Tak lama mereka berempat sudah menikmati udara pagi sambil berolahraga jalan pagi. Ini pun permintaan bumil. Kata Cilla jalan pagi bagus untuk membantu melatih otot-otot panggul supaya persalinan berjalan lancar. Di belakang mereka bang Eki mengikuti mereka. Hari ini bang Eki bertugas sebagai bodyguard Cilla, atas perintah papinya Cilla yang khawatir anak perempuan satu-satunya kenapa-napa.

"Bang Eki, dulu waktu istrinya hamil sering jalan pagi nggak?" tanya Cilla.

"Sering mbak. Dia mah memang biasa jalan pagi setiap hari buat belanja ke pasar yang kebetulan nggak terlalu jauh dari rumah kami. Memang benar sih kata mbak Cilla. Jalan pagi bagus buat ibu hamil, cuma kenapanya saya juga kurang tau mbak. Kan saya belum pernah hamil."

"Ya kali bang Eki hamil... hahahahaha.. melahirkannya lewat mana bang? Lewat mulut? Ada-ada aja nih bang Eki." Yang lain tertawa mendengar ucapan bang Eki dan Cilla. Seolah mereka sudah melupakan kejadian semalam.

"Pah, gue kenapa deh? Kok tiba-tiba gue pindah kamar. Siapa yang mindahin? Bukan hantu kan? Kira-kira hantunya keberatan gak ya angkat badan gue?" Alana sibuk bermonolog.

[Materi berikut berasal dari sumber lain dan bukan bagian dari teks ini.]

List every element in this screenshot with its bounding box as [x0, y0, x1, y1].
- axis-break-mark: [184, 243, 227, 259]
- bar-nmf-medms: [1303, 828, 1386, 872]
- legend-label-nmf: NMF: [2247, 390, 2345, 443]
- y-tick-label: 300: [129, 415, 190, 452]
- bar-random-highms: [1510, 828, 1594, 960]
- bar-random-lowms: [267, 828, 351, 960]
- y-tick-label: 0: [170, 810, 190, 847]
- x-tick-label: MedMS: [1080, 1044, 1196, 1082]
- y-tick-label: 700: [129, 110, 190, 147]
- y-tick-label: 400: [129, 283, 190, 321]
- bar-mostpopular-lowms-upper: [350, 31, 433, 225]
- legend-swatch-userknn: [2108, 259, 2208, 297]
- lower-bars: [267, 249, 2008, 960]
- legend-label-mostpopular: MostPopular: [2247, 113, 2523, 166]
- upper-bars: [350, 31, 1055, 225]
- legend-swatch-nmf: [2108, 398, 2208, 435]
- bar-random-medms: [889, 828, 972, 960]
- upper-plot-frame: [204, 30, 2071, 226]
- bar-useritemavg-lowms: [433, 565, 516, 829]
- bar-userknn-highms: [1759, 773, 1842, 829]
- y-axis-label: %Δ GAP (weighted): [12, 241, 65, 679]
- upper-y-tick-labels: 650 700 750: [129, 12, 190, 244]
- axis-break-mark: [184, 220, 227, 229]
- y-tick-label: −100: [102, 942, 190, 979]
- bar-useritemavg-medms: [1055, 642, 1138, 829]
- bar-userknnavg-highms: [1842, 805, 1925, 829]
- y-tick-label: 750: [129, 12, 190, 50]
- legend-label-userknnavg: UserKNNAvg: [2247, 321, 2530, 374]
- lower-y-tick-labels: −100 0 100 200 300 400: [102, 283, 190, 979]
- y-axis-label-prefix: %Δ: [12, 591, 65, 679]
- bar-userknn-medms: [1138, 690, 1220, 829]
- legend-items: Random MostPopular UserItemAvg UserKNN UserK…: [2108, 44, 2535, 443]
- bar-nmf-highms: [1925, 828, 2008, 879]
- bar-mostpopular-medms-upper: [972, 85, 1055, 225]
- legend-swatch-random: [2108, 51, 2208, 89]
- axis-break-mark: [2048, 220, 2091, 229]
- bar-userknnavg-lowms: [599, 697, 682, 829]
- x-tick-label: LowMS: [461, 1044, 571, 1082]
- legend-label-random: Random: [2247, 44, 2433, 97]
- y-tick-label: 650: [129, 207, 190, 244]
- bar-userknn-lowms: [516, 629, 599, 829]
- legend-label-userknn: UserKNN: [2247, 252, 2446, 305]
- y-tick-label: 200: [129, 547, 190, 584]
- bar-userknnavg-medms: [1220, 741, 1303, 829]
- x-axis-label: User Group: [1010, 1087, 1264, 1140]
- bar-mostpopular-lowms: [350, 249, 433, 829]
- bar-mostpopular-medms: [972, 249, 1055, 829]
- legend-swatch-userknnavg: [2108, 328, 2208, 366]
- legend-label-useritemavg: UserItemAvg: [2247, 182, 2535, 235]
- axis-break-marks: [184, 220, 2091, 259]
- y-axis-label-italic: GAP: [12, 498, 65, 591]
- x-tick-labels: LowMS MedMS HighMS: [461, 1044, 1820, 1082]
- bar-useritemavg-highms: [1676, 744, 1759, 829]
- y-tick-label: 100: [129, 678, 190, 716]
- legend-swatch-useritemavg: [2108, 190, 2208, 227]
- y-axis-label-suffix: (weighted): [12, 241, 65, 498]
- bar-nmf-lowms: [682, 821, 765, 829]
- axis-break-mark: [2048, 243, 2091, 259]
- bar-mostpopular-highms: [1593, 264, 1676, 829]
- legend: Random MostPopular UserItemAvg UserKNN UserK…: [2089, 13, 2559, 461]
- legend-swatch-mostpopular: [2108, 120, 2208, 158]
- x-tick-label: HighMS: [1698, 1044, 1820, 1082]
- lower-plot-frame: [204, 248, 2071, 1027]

"Dih, nih anak ngide banget diangkat sama hantu. Gue sama teh Rina yang mindahin elo. Memangnya elo nggak ingat apa-apa soal tadi malam Al?" tanya Ifa. Alana menggeleng.

"Semalam itu elo kemasukan arwahnya si Yuni."

"Yuni? Yuni siapa?"

"Itu lho, istri kontraknya tuan bule pemilik villa yang baru aja kita lewatin. Tuh yang gede banget, yang warna abu-abu itu." Jelas Ifa sambil menunjuk ke arah vila bergaya mediterania dengan halaman yang luas.

"Lo masih ingat kan cerita teh Rina kemarin? Nah, dini hari tadi elo tuh kemasukan. Tapi ada untungnya juga sig elo kemasukan."

"Kok untung? Pantesan badan gue kok berasa capek banget pas tadi pagi dibangunin sama Ipah." sahut Alana.

"Dia makai body lo sebagai perantara buat kasih tau apa mau dia. Sekaligus membuka misteri hilangnya Yuni selama ini."

"Serem Al dengar elo ngomong tapi bukan suara lo yang keluar. Merinding gue dengarnya. Hiii.... " Meta bergidik mengingat kejadian dini hari tadi.

"Kok bisa sih gue yang kemasukan?"

"Mungkin karena emang pada dasarnya elo penakut dan dari awal kejadian elo yang paling khawatir, ditambah lagi elo menstruasi. Komplit deh, nggak ada tameng yang ngejaga."

"Sebenarnya apa sih yang elo rasain pas kemasukan, Al?"

"Apa ya? Gue nggak ingat apa-apa. Cuma sebelum tidur gue berasa nggak enak body aja. Pikiran gue kok nge-blank gitu."

"Pantesan elo diam aja pas gue ajak bersih-bersih. Sekarang yang penting elo sudah nggak merasakan hal yang aneh kan?" tanya Meta.

"Gimana kalo tuh hantu ngikutin Alana ke rumah? Hiiii... ngeriiii."

"Ciiiil... jangan nakutin gitu dong," rengek Alana mulai ketakutan. "Hari ini bang Zayyan pulang. Gue bakal minta jemput sama dia kalau elo masih nakut-nakutin gue. Gue nggak bakal mau lagi liburan kesini," ancam Alana.

"Hihihi... iya deh iya.. Gue janji nggak bakal nakut-nakutin elo."